I also loved the quote shared at MLC that says, "Today's surrender is tomorrow's freedom." I think this goes right along the same lines. Also "Relax, and feel it. This is supposed to be fun!" Same message. We have to let go of our fears that we will not make it. That we will hit the canyon's floor and find ourselves broken and destroyed. That we will never learn to fly.
Instead we have to embrace our Savior, our master teacher, and have faith that he will not let us fall. We may not see the way yet, but if we listen to him soon we will find that we are soaring, with no thought of the ground beneath us, our faces turned towards the Savior of the world and his light. Suddenly we know that we can fly-- not because of ourselves, but because of the Savior. That's when the true thrill of soaring begins.
For me this week, I want to remember who I am. Sometimes, in the little everyday things the person that I truly am seems left behind and forgotten. I forget that I am a child of god who has the most exciting truth of our time to share! I forget the power of the Savior to bless people's lives through me. I forget that I am brave, that I am kind, and that I can make a difference. And I think Satan's biggest tool is to try to make us think we can't fly. If we believe we can fly, then we will fly. He knows that, so he tries to convince us we have no chance. I already know I will fly-- and I don't want to forget that ever again.

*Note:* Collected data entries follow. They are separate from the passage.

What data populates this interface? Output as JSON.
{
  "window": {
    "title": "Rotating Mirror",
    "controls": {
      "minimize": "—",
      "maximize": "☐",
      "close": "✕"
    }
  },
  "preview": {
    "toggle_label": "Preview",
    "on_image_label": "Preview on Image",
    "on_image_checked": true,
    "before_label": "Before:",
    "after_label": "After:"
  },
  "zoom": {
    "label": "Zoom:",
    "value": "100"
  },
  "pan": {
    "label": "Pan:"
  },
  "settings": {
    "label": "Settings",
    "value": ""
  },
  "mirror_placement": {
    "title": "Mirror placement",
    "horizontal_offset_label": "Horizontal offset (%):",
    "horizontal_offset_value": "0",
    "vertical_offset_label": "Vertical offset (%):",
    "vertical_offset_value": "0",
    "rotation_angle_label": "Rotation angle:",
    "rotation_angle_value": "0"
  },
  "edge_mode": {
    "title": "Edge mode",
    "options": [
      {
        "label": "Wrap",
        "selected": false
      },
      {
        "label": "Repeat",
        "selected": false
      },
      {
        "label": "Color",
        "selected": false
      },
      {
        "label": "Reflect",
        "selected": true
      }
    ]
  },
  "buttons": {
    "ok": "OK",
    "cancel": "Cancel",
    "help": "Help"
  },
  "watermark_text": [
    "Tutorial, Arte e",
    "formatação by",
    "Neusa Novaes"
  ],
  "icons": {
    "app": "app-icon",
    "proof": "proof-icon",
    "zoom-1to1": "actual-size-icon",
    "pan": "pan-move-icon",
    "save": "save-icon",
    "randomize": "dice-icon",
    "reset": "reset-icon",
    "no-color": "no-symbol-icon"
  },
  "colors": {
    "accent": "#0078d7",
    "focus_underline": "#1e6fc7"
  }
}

I know that I have the Savior of the world by my side, I just have to remember that he trusts me, and that he will help me every single day, in every single thing I do. If I am truly listening to him, then he will remind me who I am!

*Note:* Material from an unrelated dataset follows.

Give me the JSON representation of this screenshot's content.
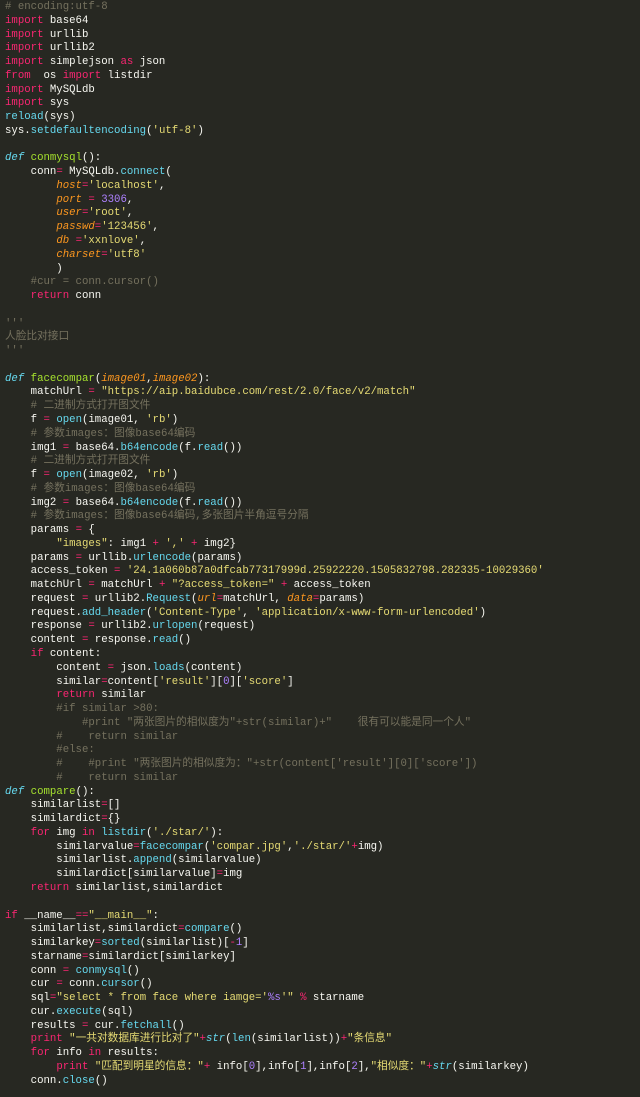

The Savior wants us to know that we are designed to fly. He made us that way. So that is my goal-- to remember that I am a goddess in embryo, and not only that but a child of a living heavenly father, and I have the truth!
If I know those things, then my effectiveness as a missionary will increase a hundred fold, because the thrill of soaring will be worth overcoming the fear of falling.
9.Every day I am seeing the hand of God in my life. There have been times here on my mission where I feel down because some of our lessons were canceled, member families were not at their home or nobody wanted to listen to our message about the restoration. I felt like I was not doing my job of being a good missionary and I was afraid that I was not doing my best. I remember the words from my father in which he said that, “The hardest times on my mission were the times when I became stronger in the gospel." I know that to be true because it has happened to me and I have felt more and more grateful from these trials because now I am not afraid to not have times of success. Through these trials comes the trial of our faith and if I keep trying and have faith that all will go well that things will happen and they will be a blessing to me and to the person whose life needed a blessing.
So I will do my best to have a positive attitude to when things get hard and I start to struggle that I can raise my head high and say, "let's keep trying because I know that someone will want to hear the greatest message on earth."
One thing that I've thought about is setting a goal to knock on five doors every day. Sister ----- and I have tried to do this since we got the idea at district meeting. I love the idea of allowing the Lord to lead us. Five doors is not a lot. But, it's a test of our faith. As we make time, prayerfully choose where to go, and commit to doing this, the Lord will guide us. I know that this is true and I'm so excited for the experience and growth that this will bring to my life.